The need for faster and smarter contracts in Fintech

By Richard Mabey, CEO and co-founder of Juro 

 

Fintech accounts for half of the country’s billion-dollar ‘unicorn’ startups, and are having to find innovative ways to create competitive advantage in a saturated market. Part of this revolution will be the shift to smarter and faster contract automation.

Richard Mabey-juro

Last year, UK fintechs raised £7.65bn in equity funding, just over a third of their collective historical raise; the sector is undergoing massive and steady expansion, and would-be leaders will embrace technology that smoothens processes.

So far, pioneers have adopted limited use of Artificial Intelligence and Machine Learning to automate a number of time-consuming processes, allowing staff to focus on building relationships with clients and engaging more in strategic thinking. AI is now widely used across the financial sector to analyse risk and detect fraud, while the subset of machine learning helps build buyer personas and improve customer relationship management.

Smart contracts and contract automation will be the first step as financial institutions embrace digital transformation; over the last two years, pen-and-paper processes have been rapidly moved online and businesses are looking for ways to simplify digital bureaucracy. Fintech is ahead of the game on the adoption of blockchain, and as a result has already made some progress with digital contracts that can automate and secure agreements.

Smart contracts will allow parties to make deals online and to be able to trust that a digital ledger exists to secure all records of transactions and signatures. The details of parties can be stored on the blockchain safely and securely, used automatically to update the record once set conditions are met. This allows contracts to be continually updated without the need to drag in manual resources.

 

This is all good news. Smoother processes mean time and money saved. But scaling fintechs will struggle to keep momentum so long as they are bogged down by contract agreements. Secure contracts will encourage better deals, but finance professionals still need to get to grips with the software contracts are written on.

The companies that outgrow their ponds will be those who adopt smart solutions for these problems; as it stands, 68% of in-house lawyers still agree contracts in Word, and only 35% are using Google Docs. The former has parties send different versions back and forth over lengthy email chains; the latter can undermine the process of negotiation where changes are visible for all to see in real time.

Next to Blockchain technology and AI, word processing sounds quite commonplace. But the leaders able to fend off the competition on the way up will be those who can unshackle themselves from the inefficiencies of our most fundamental processes; those merging and acquiring, lending and borrowing large amounts of money on their rise to the top, should consider how technology can improve those steps.

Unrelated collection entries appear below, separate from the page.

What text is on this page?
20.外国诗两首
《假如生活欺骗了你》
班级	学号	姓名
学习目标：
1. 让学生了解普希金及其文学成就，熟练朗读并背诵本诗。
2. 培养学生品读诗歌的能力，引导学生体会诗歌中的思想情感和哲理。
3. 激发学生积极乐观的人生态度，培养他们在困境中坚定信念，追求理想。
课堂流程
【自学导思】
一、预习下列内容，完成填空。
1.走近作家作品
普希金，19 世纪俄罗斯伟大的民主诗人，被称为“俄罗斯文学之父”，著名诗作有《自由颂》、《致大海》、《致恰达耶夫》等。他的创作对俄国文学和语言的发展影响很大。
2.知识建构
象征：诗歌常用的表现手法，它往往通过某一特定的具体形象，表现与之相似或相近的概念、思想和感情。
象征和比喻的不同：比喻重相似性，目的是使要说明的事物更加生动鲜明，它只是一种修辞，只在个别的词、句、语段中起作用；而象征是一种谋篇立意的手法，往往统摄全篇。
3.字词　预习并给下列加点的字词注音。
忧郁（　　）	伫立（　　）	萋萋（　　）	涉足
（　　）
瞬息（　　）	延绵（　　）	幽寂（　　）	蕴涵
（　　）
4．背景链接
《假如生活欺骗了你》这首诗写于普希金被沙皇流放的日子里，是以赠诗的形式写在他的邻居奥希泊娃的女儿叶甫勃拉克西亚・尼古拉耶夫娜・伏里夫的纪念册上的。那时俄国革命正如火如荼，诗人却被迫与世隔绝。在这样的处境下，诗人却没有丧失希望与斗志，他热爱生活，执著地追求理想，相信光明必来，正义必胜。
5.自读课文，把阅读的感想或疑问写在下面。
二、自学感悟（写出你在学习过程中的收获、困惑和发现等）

At an average rate of £85,000 per year in London, the in-house lawyer is a much stronger asset when tiresome administrative processes can be automated. The technology gap provides a barrier to simple and effective work, spiralling fees and detracting from time spent with clients, and so on. Automated document generation alone would cut the time spent by lawyers creating these files by as much as 80% – which is significant when 600 hours per year are devoted to these admin tasks, on average.

Fintech transformed the financial sector and automation has the potential to transform  fintech. This is particularly the case with API automation which integrates API product creation and consumption and minimises human intervention for a low-code approach to API lifecycle tasks, accelerating development and time-to-market. According to Gartner, organisations that can combine automation with operational processes, such as API management, can reduce operational costs by 30%.

The technology that moved us online has come on leaps and bounds in the last few years, but digitisation creates its own problems of manual inefficiency. In the medium term, we can expect AI and machine learning to help the transition towards seamless contract agreement. But it will be digital transformation that takes the businesses of today forward, whatever their budget. Once again, it will be programmers and software engineers who allow us to take the next great age of efficiency.